In order to investigate the pancytopenia, a bone marrow biopsy (BMB) was performed on day 24 of hospitalisation. In the following days, platelet count (PLT) abruptly decreased with a persistently positive Coombs test; this was first attributed to an autoimmune and iatrogenic mechanism related to the introduction of MXF, which was therefore discontinued. However, PLT and haemoglobin (HB) counts further decreased (up to 1000 cells/mL and 6.7 g/dL, respectively), so PLT transfusion, therapy with intravenous immunoglobulin (IVIG, 1 mg/kg/day, days 27-28 of hospitalisation) and high-dose CS (dexamethasone 40 mg/day from day 27) were started.
In subsequent days a clinical improvement was observed, together with normalisation of temperature, decreased ferritin trend and slight increase in PLT and HB count. Histologic examination on BMB showed Langhans-type multinucleated giant cells, epithelioid granulomas, and macrophage activation with aspects of hemophagocytosis. Microbiological culture on BMB was negative for
M. tuberculosis. At this time, patient presented six of eight diagnostic criteria for HLH (fever, splenomegaly, trilinear cytopenia, hyperferritinemia, bone marrow hemophagocytosis and decline of natural killer, NK, cells) [
3] and the diagnosis of HLH secondary to MTB was raised. Therefore, HLH treatment protocol [
3] was applied (dexamethasone 10 mg/m2/day from day 33 of hospitalisation) and PZA was reintroduced as fourth antitubercular drug to ensure adequate treatment of the underlying disease.
Due to ongoing thrombocytopenia, on day 37 the patient was transferred to a tertiary level hospital (Careggi University Hospital of Florence, Italy) where TB therapy was implemented with intravenous amikacin (from day 48) and CS therapy was confirmed, with a gradual improvement of clinical and biochemical parameters. Therefore, in agreement with immunology and haematology specialists, immunosuppressive therapy was not escalated, given the concomitant multi-organ infectious disease and the hypothesis of autoimmune activation (IRIS-like) after TB therapy beginning. The patient was discharged after 62 total days of hospitalisation in good clinical condition with ATT (RIF-INH-EMB-MXF) and CS (prednisone 50 mg/day in tapering regimen) treatment.

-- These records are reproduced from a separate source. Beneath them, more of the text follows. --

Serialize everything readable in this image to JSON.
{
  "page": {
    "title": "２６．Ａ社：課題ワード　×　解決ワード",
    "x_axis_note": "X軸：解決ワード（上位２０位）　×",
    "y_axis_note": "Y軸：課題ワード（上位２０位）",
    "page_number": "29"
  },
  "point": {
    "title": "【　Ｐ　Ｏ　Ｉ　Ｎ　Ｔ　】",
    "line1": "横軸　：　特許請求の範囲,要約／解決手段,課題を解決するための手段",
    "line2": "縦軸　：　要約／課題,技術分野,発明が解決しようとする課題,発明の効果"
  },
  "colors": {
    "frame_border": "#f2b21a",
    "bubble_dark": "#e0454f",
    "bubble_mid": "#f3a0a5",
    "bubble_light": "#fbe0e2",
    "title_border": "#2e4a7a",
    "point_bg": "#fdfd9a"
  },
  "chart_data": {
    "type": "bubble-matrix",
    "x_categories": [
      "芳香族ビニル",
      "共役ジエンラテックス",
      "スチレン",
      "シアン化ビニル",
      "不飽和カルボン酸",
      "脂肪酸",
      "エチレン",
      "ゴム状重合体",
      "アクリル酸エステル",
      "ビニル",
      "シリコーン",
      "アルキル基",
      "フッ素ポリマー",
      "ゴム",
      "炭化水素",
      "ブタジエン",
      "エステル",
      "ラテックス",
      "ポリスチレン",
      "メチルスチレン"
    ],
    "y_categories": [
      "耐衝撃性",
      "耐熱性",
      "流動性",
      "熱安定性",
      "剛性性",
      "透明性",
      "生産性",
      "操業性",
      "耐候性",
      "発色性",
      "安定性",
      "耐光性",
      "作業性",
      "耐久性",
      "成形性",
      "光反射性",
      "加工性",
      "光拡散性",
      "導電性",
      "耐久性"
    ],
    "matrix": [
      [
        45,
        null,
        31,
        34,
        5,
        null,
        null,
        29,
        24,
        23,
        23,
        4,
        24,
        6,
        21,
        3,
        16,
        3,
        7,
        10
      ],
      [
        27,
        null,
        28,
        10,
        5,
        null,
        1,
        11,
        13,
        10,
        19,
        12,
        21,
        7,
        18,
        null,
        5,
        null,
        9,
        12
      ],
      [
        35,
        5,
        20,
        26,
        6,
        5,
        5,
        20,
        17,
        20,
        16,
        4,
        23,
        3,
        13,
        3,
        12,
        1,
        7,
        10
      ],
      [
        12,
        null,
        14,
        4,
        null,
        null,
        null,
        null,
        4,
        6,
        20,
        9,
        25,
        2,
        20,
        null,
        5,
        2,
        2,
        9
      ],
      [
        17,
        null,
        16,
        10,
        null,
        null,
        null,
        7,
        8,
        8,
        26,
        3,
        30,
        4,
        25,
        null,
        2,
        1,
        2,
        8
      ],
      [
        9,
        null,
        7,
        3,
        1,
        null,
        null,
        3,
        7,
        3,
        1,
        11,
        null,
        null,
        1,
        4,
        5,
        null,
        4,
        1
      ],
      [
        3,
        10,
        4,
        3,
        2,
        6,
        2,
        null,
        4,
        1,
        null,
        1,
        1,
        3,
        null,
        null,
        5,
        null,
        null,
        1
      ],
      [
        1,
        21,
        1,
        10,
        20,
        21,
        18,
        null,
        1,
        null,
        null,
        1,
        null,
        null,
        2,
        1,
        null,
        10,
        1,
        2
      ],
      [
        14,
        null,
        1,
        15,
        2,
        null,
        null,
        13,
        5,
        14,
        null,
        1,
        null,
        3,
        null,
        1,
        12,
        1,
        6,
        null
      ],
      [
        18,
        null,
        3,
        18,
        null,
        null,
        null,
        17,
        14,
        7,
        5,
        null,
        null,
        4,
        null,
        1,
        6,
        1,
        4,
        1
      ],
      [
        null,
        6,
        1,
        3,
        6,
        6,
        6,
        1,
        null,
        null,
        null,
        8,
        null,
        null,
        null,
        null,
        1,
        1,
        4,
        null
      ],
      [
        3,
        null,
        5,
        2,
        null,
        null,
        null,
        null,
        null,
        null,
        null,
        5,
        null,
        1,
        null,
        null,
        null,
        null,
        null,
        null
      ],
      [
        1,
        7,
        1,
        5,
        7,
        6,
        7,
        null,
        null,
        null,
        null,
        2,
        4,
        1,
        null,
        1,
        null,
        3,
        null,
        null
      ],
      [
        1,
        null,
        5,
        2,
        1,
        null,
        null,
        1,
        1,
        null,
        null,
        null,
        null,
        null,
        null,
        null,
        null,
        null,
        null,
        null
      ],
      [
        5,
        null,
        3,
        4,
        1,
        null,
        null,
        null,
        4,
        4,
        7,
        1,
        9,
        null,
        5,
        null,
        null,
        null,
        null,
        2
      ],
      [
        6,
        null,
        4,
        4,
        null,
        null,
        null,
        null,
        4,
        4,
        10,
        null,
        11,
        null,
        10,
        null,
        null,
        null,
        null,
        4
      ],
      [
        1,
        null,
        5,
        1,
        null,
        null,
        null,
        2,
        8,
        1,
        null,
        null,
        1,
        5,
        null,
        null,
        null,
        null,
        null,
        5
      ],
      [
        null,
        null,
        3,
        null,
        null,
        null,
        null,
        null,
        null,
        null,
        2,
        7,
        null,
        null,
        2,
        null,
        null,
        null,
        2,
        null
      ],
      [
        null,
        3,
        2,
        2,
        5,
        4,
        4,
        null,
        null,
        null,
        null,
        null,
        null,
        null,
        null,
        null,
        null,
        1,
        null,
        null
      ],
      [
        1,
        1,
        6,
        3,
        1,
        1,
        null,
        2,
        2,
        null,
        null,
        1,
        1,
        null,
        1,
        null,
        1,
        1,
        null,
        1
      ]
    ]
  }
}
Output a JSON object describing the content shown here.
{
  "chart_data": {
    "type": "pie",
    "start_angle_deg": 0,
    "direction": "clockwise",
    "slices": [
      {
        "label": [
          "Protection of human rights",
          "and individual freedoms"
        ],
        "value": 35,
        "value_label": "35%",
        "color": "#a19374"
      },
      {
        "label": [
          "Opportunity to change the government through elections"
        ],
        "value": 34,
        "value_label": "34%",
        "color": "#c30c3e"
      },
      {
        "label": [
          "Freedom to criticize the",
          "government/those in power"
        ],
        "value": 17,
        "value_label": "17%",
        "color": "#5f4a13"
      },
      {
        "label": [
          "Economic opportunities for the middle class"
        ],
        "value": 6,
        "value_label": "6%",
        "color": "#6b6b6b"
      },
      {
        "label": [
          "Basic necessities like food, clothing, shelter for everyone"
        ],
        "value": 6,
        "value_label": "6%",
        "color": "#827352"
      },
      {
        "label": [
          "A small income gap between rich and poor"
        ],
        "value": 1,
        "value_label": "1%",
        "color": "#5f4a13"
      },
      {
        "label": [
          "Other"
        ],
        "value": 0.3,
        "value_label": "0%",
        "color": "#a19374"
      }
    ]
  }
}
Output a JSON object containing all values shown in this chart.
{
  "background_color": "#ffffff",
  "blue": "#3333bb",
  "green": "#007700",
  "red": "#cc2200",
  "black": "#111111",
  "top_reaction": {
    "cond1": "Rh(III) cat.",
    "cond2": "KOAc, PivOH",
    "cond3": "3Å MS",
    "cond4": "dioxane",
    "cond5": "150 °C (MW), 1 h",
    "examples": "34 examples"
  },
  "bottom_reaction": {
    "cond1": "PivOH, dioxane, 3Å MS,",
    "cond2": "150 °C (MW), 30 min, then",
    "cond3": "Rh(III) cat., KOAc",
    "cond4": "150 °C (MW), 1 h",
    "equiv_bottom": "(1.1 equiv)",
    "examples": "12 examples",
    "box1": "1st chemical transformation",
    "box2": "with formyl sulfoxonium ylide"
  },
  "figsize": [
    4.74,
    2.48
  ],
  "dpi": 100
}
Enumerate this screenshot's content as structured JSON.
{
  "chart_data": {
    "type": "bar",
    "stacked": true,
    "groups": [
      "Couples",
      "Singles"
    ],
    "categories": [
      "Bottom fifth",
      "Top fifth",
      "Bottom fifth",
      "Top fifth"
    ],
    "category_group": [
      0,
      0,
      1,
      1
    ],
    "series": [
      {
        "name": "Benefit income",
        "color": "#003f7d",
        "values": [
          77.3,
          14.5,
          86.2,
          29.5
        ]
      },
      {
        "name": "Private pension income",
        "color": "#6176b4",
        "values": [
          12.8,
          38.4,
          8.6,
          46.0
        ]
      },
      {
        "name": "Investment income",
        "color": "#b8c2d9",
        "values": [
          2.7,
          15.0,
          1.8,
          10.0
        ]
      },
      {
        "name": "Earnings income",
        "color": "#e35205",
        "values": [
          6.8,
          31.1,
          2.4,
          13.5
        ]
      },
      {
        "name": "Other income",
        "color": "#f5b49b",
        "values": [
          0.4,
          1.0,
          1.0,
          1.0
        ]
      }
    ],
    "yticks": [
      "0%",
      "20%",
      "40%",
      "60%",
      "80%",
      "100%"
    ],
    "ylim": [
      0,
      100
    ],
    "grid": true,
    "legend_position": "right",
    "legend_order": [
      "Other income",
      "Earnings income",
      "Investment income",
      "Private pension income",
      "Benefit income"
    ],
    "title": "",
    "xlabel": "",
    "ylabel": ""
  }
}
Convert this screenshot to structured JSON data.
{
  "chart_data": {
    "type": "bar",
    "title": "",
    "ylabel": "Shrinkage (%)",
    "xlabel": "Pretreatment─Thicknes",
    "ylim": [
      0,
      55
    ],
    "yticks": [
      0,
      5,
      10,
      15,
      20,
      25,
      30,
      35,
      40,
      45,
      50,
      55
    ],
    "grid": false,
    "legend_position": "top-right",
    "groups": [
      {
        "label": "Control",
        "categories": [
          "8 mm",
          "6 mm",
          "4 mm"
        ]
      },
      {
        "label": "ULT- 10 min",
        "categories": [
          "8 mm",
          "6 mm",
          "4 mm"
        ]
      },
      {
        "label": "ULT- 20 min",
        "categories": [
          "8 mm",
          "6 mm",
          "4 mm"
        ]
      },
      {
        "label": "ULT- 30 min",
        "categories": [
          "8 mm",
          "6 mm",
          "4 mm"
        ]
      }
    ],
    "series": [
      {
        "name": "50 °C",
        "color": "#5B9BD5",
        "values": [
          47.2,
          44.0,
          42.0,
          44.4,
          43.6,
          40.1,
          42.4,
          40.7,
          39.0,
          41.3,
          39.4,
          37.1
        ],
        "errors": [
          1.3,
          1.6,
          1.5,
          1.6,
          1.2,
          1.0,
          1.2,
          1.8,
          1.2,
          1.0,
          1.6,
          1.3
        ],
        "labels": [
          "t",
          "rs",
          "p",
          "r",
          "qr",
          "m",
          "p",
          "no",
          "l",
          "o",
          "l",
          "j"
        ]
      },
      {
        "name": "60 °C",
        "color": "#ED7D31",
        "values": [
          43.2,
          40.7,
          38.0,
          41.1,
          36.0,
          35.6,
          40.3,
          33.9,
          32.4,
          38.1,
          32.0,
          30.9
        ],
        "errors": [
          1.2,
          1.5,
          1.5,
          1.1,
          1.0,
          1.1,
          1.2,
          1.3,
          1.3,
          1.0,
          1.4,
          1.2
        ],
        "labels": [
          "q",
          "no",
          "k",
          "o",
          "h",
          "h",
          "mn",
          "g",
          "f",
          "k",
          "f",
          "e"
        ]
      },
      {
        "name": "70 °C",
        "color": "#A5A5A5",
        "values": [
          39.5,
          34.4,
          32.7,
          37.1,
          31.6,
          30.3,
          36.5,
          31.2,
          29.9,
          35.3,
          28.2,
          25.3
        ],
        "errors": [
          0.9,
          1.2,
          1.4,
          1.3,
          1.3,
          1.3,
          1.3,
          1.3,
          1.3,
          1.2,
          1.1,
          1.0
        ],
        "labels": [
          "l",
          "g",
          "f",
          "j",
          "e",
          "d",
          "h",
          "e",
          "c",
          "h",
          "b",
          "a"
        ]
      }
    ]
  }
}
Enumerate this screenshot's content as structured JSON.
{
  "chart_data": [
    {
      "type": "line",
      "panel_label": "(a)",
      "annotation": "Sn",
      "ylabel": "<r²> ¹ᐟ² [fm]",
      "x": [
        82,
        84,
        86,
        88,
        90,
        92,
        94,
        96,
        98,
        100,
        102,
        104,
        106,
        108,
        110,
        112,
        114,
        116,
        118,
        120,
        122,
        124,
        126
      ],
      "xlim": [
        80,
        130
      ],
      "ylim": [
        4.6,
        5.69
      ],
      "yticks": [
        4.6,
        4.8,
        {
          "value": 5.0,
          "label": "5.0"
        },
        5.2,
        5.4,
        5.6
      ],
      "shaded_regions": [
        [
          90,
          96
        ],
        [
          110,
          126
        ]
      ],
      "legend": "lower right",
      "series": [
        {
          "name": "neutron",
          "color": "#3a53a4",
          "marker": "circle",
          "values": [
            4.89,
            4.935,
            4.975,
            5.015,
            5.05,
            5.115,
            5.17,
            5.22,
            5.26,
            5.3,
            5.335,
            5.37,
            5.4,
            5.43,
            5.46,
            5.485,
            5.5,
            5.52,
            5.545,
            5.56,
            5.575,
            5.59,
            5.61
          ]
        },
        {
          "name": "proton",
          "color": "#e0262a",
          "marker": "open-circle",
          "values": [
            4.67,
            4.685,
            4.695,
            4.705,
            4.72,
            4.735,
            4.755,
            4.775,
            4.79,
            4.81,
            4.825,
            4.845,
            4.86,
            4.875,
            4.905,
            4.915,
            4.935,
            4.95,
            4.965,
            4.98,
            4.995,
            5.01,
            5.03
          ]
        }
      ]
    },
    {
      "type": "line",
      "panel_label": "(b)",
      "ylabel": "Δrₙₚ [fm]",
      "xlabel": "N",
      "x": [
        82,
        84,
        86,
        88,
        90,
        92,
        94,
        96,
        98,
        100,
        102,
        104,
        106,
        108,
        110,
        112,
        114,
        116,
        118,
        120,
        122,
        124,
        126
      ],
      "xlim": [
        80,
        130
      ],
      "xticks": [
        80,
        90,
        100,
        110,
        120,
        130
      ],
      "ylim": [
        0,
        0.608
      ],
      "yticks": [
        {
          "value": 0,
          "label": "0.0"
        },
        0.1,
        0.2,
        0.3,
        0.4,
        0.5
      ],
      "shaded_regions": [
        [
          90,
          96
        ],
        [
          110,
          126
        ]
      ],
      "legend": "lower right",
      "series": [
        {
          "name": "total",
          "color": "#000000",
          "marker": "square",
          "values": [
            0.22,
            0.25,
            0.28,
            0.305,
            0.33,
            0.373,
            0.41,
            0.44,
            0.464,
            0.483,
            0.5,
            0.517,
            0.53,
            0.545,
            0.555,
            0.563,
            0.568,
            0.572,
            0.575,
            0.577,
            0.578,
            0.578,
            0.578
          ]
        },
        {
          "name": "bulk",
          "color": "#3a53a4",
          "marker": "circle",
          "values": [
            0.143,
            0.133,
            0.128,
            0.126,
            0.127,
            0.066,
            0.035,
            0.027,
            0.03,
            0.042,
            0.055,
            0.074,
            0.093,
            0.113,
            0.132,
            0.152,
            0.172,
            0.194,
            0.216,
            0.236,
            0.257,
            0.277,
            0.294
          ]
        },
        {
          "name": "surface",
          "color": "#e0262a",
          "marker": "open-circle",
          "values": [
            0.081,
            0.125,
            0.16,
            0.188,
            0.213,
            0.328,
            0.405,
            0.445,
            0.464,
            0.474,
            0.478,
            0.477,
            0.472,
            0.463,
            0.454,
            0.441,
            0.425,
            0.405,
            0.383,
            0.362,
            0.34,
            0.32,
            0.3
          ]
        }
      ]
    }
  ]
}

After discharge, the patient continued ATT and CS treatment with regular follow-up visits and good clinical course. Blood counts and hepatic function indexes were persistently within normal range, even after CS therapy discontinuation at ninety days after discharge. Immunophenotype on peripheral blood evidenced a reduction of interferon-gamma production by NK cells. Total body CT performed three months after treatment beginning showed reduction of pulmonary micronodularities, abdominal lymphadenopathies and splenomegaly. Patient’s condition continuously improved and ATT was discontinued after a total of twelve months.